What are the commercial activities?
Commercial activities include any activity in which a business engages for the primary purpose of making a profit. It is a general term which includes all the economic activities carried out by a company in the course of its activities. Commercial activities, including operating, investing and financing activities, are ongoing and aim to create value for shareholders.
Key points to remember
- Commercial activities are any event undertaken by a company for the purpose of making a profit.
- The operating activities relate directly to the company which supplies its products on the market, in particular manufacturing, distribution, marketing and sales; they provide the bulk of the company’s cash flow and greatly influence its profitability.
- Investing activities relate to the long-term use of cash, such as the purchase or sale of a property or piece of equipment, or the gains and losses on investments in the financial markets and operating subsidiaries.
- Financing activities include sources of liquidity from investors or banks and uses of cash paid to shareholders, such as the payment of dividends or share buybacks and the repayment of loans.
Understanding business activities
There are three main types of business: operations, investment and finance. The cash flows used and created by each of these activities are listed in the cash flow table. The statement of cash flows is intended to be a reconciliation of net earnings on an accrual basis to cash flows. Net income comes from the bottom of the income statement and the impact on cash flow of changes to the balance sheet is identified to approximate actual cash inflows and outflows.
Non-monetary items previously deducted from net income are added to determine cash flows; non-cash items previously added to net income are deducted to determine cash flows. The result is a report which gives the investor a summary of the business activities within the company on a cash basis, separated by specific types of activities.
The first section of the cash flow table is the cash flow from operating activities. These activities include many elements of the income statement and the current part of the balance sheet. The cash flow table adds certain non-monetary items such as depreciation and amortization. Then, changes in balance sheet items, such as accounts receivable and accounts payable, are either added or subtracted based on their prior impact on the bottom line.
These items have an impact on the net result of the income statement but do not cause cash flows inside or outside the company. If the cash flows from operating activities are negative, this means that the company must finance its operating activities either through investment activities or through financing activities. Systematically negative operating cash flows are not common outside of not-for-profit organizations.

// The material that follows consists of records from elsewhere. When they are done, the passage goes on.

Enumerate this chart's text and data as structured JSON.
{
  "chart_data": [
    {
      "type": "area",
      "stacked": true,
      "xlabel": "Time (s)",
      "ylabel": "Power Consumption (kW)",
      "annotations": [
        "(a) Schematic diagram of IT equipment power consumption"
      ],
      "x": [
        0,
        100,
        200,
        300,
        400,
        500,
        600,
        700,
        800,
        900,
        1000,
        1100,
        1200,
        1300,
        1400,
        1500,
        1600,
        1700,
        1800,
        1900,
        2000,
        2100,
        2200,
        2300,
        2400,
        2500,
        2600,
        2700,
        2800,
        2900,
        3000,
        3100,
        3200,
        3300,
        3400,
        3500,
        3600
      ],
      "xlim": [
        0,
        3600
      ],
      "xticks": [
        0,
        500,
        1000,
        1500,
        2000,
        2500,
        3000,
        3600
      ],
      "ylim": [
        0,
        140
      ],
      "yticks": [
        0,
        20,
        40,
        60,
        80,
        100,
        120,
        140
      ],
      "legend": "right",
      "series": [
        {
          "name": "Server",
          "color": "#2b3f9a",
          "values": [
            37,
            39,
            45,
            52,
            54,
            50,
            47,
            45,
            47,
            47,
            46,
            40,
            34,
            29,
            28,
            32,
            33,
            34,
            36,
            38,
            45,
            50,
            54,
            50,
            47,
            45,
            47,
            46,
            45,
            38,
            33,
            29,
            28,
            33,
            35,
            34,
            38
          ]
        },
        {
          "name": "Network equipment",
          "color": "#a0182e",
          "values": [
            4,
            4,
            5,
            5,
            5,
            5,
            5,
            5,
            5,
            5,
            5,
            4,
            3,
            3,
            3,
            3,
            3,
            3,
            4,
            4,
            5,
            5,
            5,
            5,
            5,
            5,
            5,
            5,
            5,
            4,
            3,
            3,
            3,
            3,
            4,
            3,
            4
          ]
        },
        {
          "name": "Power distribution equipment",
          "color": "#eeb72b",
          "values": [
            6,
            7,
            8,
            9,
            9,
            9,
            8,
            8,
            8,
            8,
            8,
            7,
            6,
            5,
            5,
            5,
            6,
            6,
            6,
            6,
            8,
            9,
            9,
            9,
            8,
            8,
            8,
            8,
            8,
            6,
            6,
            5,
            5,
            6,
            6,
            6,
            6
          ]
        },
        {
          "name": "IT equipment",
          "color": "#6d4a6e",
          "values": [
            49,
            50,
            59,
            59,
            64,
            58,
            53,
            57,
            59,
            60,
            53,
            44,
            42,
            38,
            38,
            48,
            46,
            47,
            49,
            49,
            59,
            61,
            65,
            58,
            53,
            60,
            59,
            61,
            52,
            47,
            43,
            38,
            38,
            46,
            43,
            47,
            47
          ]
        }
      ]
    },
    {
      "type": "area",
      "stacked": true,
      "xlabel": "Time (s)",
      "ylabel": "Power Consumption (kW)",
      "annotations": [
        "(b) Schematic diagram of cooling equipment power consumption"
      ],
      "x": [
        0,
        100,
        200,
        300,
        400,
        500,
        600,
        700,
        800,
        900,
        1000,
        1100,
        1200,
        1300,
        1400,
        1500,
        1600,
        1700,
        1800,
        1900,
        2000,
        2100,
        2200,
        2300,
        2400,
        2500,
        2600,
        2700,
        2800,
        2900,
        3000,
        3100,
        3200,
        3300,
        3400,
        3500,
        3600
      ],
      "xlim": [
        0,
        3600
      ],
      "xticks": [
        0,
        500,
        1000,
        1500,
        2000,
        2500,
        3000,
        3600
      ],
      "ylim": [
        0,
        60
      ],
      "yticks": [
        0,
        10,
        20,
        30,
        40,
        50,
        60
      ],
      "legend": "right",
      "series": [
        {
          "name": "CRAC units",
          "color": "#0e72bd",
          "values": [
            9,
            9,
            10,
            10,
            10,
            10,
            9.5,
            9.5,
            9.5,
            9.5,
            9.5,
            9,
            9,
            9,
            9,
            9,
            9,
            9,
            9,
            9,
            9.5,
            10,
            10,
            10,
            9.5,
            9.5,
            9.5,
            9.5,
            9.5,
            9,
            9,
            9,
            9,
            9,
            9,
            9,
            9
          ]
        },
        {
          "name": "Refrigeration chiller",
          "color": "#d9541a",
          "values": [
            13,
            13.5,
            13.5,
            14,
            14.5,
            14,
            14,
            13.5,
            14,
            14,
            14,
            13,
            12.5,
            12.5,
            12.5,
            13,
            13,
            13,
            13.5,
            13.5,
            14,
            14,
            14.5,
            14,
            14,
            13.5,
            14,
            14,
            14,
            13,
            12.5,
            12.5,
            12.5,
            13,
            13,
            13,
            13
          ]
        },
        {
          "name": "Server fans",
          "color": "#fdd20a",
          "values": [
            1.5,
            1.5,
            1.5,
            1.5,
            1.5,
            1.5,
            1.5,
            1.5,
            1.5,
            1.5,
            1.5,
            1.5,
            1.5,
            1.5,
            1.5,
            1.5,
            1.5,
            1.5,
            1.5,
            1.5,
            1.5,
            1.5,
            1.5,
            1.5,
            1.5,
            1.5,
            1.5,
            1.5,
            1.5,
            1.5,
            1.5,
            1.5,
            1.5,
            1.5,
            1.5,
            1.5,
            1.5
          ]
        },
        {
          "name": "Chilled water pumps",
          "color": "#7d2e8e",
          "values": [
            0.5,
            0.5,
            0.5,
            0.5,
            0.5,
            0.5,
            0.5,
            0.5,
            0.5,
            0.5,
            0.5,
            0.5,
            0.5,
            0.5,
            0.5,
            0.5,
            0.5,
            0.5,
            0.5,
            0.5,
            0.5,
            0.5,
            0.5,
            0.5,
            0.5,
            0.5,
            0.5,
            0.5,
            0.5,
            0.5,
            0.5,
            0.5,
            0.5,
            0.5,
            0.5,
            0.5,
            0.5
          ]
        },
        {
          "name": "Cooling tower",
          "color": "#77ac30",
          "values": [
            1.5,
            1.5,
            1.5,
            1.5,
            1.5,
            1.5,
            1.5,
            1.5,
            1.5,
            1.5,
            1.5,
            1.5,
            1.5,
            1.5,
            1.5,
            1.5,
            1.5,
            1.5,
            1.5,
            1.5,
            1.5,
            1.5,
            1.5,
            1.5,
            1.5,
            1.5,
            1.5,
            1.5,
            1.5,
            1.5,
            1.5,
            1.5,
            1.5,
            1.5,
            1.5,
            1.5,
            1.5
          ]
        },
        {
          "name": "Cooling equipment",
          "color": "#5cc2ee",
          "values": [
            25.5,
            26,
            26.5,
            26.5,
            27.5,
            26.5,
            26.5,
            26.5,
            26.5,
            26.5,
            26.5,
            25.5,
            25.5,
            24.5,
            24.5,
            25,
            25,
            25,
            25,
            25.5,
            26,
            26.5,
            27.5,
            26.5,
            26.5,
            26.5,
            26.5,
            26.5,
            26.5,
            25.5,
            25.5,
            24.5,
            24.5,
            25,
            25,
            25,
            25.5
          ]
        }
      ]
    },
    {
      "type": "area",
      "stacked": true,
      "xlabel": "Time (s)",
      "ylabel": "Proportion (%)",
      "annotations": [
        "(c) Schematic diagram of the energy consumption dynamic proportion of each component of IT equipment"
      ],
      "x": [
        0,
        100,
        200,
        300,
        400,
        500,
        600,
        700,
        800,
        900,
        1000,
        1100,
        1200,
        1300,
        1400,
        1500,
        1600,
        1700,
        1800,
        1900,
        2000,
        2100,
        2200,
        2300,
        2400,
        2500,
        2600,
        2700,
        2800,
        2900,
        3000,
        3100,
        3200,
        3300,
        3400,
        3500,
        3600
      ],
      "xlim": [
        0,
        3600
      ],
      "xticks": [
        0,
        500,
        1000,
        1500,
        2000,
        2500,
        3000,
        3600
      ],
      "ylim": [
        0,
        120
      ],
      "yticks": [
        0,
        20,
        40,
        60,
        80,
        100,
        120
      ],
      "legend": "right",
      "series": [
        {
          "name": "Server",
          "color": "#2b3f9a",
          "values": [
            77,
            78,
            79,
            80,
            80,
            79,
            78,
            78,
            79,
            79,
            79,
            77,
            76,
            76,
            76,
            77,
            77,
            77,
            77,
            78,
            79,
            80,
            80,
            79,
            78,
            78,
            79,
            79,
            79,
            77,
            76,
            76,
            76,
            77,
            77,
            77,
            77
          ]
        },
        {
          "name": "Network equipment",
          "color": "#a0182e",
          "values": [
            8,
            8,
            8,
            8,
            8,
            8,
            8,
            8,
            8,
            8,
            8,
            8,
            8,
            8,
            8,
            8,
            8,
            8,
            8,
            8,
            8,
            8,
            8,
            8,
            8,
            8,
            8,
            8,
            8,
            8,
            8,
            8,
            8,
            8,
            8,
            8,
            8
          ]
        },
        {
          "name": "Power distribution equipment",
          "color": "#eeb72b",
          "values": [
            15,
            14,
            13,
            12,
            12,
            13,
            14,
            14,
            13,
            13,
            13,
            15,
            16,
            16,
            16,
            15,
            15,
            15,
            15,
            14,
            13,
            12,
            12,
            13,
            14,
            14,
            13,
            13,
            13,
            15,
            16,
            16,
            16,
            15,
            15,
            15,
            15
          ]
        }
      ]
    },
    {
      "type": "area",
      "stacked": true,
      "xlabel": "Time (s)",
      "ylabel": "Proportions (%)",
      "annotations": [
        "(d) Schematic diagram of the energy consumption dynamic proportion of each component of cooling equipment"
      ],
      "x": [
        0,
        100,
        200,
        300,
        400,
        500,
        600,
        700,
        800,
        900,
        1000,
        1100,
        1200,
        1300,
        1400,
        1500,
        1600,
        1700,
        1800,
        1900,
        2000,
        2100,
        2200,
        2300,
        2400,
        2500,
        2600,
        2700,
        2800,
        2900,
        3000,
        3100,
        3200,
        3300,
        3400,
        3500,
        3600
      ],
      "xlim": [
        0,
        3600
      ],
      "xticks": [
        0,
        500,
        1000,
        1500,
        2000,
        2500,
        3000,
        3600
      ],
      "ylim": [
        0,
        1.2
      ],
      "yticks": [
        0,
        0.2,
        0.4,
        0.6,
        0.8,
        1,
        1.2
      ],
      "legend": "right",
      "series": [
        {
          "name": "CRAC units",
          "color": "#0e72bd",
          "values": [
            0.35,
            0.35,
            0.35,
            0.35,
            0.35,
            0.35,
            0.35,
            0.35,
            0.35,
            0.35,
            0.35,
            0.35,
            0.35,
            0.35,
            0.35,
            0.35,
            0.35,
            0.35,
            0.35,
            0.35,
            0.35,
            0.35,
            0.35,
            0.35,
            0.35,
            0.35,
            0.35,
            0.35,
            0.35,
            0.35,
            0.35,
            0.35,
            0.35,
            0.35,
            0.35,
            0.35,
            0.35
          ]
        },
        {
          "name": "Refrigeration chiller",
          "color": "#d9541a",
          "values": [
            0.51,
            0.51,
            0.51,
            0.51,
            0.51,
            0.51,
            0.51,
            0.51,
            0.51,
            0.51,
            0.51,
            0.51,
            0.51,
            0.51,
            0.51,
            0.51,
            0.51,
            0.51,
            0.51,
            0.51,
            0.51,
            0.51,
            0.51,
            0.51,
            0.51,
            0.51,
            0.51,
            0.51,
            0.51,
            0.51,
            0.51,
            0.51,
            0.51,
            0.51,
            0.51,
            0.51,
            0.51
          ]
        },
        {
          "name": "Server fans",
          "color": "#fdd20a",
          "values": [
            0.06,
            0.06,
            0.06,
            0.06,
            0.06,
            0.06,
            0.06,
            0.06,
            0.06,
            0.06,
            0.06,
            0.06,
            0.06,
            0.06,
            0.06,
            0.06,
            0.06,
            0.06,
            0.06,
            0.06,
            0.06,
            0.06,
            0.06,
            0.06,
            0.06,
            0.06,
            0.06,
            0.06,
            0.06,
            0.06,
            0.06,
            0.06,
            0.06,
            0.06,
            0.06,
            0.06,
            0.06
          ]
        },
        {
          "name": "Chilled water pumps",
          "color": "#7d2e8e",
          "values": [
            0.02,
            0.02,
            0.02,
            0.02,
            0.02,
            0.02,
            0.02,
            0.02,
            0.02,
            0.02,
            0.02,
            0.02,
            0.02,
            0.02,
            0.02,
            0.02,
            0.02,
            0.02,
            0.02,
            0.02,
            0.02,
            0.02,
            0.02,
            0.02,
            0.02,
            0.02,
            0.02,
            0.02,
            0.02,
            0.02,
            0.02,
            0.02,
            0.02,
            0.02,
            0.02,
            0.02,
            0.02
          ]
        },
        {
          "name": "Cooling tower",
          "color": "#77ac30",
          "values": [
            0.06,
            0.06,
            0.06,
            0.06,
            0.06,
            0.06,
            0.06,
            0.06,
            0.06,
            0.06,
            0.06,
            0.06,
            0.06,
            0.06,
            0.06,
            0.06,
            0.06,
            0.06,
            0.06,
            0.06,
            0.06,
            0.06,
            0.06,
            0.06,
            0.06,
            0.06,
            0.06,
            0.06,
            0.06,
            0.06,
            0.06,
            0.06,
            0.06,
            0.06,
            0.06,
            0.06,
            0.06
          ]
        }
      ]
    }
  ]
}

Investing in commercial activities
Investing activities are included in the second section of the statement of cash flows. These are commercial activities capitalized over more than a year. The purchase of long-lived assets is accounted for as a use of cash in this section. Similarly, the sale of real estate is presented as a source of liquidity. The “capital expenditure” item is considered an investment activity and is found in this section of the statement of cash flows.
Financing of commercial activities
The last section of the cash flow table includes financing activities. These include initial public offers, secondary offers and debt financing. The section also lists the cash amount paid for dividends, share repurchases and interest. Any commercial activity related to fundraising and fundraising efforts is included in this section of the cash flow table.